An diesem Tag ist nicht viel los. Einige seien vermutlich auf der Dippemess, meint die Leiterin der Einrichtung. Außerdem ist Ramadan. Während der muslimischen Fastenzeit bleiben viele der Stammgäste des Jugendzentrums zu Hause. Schlechte Voraussetzung also für eine hohe Beteiligung im Wahllokal Nummer 880 der U-18-Bundestagswahl 2009.
Mehr als 1000 Wahllokale
Die Abstimmung ist Teil eines bundesweiten Projekts des Landesjugendrings Berlin. Seit Monaten informieren Jugendeinrichtungen und Schulen, Sozialarbeiter und Lehrer junge Menschen über die Bundestagswahl, die Parteien und Politik im Allgemeinen. Jugendgruppen haben Diskussionsrunden mit regionalen Politikern veranstaltet oder Fußballspiele gegen sie organisiert. Manche Schüler konnten sogar bei Planspielen in die Rolle der Politiker schlüpfen, Parteiprogramme schreiben, Wahlkämpfe organisieren.
Am vergangenen Freitag, neun Tage vor der richtigen Bundestagswahl, durften die Jugendlichen dann in mehr als 1000 Wahllokalen abstimmen. In Frankfurt gaben fünf Einrichtungen Stimmzettel aus. Als die Wahl vor vier Jahren zum ersten Mal bundesweit stattfand, triumphierte die SPD mit knapp 37 Prozent der Stimmen, vor der CDU mit 17 Prozent. Nach der jüngsten Hochrechnung gewannen die Sozialdemokraten nun abermals – allerdings nur noch mit etwas mehr als 20 Prozent der Stimmen, gefolgt von den Grünen und der CDU. Ginge es nach den Jugendlichen, würde auch die Partei mit dem aufregenden Namen „Piraten“ mit knapp 8 Prozent Wählerstimmen in den Bundestag einziehen.

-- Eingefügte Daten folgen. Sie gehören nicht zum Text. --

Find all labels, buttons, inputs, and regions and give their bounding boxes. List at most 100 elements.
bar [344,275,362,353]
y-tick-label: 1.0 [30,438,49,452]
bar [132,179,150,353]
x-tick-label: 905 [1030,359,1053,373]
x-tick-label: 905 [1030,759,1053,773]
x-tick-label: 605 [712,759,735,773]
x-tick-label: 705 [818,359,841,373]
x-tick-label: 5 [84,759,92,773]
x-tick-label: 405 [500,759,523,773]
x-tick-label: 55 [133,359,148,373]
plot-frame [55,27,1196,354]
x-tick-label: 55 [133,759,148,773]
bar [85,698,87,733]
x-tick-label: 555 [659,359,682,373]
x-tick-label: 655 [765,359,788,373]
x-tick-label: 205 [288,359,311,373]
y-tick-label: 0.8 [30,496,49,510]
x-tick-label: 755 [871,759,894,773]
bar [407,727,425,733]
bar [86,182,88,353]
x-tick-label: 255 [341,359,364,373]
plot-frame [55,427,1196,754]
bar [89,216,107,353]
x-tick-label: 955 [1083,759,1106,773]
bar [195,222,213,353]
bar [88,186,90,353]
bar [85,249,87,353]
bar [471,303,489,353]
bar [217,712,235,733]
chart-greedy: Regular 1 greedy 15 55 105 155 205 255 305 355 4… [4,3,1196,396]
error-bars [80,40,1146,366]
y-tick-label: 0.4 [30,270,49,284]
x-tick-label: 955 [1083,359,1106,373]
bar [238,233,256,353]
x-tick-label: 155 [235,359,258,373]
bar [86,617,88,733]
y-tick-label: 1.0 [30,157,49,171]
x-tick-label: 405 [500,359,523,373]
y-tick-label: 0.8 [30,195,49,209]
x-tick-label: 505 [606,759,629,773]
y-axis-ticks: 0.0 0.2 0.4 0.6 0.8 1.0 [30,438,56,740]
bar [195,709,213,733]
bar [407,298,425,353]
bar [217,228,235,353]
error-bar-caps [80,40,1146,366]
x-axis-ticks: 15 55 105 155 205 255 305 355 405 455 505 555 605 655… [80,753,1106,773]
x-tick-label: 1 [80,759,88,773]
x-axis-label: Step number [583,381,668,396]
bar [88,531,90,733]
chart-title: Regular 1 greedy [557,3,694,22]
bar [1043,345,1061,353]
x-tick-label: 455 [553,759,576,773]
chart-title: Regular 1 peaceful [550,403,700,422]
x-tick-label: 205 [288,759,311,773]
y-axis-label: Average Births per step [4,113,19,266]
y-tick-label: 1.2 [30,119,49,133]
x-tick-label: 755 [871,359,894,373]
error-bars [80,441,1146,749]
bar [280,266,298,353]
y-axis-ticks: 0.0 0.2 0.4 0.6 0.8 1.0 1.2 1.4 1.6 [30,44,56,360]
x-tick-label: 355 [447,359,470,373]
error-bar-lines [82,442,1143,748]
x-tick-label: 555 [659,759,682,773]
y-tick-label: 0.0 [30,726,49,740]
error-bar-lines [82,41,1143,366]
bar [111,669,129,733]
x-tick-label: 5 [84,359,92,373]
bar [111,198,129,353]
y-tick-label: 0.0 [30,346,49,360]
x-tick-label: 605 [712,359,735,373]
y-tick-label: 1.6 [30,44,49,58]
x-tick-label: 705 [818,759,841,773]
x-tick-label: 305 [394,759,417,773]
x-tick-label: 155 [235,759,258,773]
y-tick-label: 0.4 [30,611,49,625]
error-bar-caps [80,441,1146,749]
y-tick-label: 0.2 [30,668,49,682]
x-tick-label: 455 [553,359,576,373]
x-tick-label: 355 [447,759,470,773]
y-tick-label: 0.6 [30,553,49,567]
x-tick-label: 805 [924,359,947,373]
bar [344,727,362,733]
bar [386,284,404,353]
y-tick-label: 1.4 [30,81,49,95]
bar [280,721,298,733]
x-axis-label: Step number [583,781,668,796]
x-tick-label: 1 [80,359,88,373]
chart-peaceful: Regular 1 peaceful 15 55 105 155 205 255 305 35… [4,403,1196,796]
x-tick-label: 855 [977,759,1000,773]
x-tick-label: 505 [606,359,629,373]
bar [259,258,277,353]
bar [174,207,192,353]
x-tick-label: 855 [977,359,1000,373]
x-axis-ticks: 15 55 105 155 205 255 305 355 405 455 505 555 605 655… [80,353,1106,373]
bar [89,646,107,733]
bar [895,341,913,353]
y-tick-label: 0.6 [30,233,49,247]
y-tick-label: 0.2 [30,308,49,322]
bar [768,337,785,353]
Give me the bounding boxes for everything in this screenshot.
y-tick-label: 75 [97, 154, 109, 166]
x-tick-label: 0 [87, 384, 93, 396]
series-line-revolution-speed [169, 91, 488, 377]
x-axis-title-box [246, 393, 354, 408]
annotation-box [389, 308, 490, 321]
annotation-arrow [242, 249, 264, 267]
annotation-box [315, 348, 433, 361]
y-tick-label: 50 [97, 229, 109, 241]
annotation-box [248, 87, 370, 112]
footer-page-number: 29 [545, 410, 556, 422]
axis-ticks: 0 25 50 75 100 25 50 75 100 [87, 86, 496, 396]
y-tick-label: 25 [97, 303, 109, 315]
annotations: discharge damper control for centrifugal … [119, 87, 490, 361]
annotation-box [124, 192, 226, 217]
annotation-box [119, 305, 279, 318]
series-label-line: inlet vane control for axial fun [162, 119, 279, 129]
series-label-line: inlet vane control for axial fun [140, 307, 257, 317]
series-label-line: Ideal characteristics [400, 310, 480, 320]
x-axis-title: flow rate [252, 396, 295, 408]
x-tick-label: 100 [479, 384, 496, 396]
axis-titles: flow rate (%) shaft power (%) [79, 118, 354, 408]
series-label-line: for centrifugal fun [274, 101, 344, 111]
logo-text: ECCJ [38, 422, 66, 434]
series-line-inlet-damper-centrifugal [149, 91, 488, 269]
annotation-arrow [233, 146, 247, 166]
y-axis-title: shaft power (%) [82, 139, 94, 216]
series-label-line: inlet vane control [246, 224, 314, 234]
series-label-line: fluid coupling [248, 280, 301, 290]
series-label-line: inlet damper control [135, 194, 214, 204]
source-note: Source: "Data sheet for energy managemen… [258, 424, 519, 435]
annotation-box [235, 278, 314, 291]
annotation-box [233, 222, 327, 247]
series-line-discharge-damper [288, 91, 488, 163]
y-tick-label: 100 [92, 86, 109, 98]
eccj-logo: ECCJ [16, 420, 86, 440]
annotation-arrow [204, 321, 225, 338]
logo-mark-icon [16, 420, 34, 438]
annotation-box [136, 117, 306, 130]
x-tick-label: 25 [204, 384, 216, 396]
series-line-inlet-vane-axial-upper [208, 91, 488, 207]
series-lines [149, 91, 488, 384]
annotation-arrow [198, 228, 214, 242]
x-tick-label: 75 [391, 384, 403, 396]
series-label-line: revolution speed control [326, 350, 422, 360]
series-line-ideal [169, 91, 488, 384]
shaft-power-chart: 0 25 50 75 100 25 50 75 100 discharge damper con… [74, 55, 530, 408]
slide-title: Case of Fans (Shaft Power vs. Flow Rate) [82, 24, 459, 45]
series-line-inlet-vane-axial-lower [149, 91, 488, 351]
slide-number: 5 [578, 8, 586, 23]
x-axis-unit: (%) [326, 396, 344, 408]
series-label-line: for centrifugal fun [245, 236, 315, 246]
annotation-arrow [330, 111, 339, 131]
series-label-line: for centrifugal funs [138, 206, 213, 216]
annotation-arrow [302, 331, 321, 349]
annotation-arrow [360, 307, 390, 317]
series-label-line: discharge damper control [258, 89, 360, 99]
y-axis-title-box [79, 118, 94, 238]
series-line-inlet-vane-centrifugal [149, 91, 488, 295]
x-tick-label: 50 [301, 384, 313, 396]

Natürlich seien die Zahlen nicht repräsentativ, sagen die Organisatoren. Man wolle kein Abbild der Meinungen von Jugendlichen ermitteln, sondern vor allem Interesse für Politik wecken. Nachdem vor vier Jahren noch knapp 50 000 Jugendliche teilnahmen, waren es in diesem Jahr mehr als doppelt so viele.
König von Deutschland
Im Jugendzentrum Frankfurter Bogen liegen am Wahltag Postkarten aus, auf denen die Jugendlichen anhand von Forderungen testen können, welche Partei zu ihnen passt: „Die Atomkraftwerke sollten abgeschaltet werden“, steht da zum Beispiel, oder „Die Erweiterung der Mindestlöhne finde ich gut!“. Darunter kann man ankreuzen, ob man das unterstützt oder ablehnt. Auf einem Plakat steht, welche Partei die jeweiligen Forderungen stellt.
Mert hat seine Stimme schon abgegeben. Der 14 Jahre alte Junge sagt, die Bundestagswahl sei in seiner Klasse schon seit einer Woche Thema im Schulunterricht. Texte hätten die Schüler gelesen und sich die Wahlprogramme der Parteien angesehen. Und dann hätten sie sich überlegt, was sie machen würden, wenn sie König von Deutschland wären – inspiriert durch das gleichnamige Lied von Rio Reiser, dem einstigen Sänger der Band Ton Steine Scherben.
Auch Mert hat die SPD gewählt. Vor allem weil die gegen Studiengebühren seien und für mehr Umweltschutz. Außerdem, findet Mert, wäre es gerechter, wenn man weniger Geld für Steuern zahlen müsste. Welche Partei man dann am besten wählen sollte? „Am besten die SPD, die Grünen und ein bisschen auch die Linke.“ Später stehen die Sozialdemokraten im Juz dann als überragender Sieger fest: 44 Prozent bekommt die Partei – von insgesamt 30 abgegebenen Stimmen.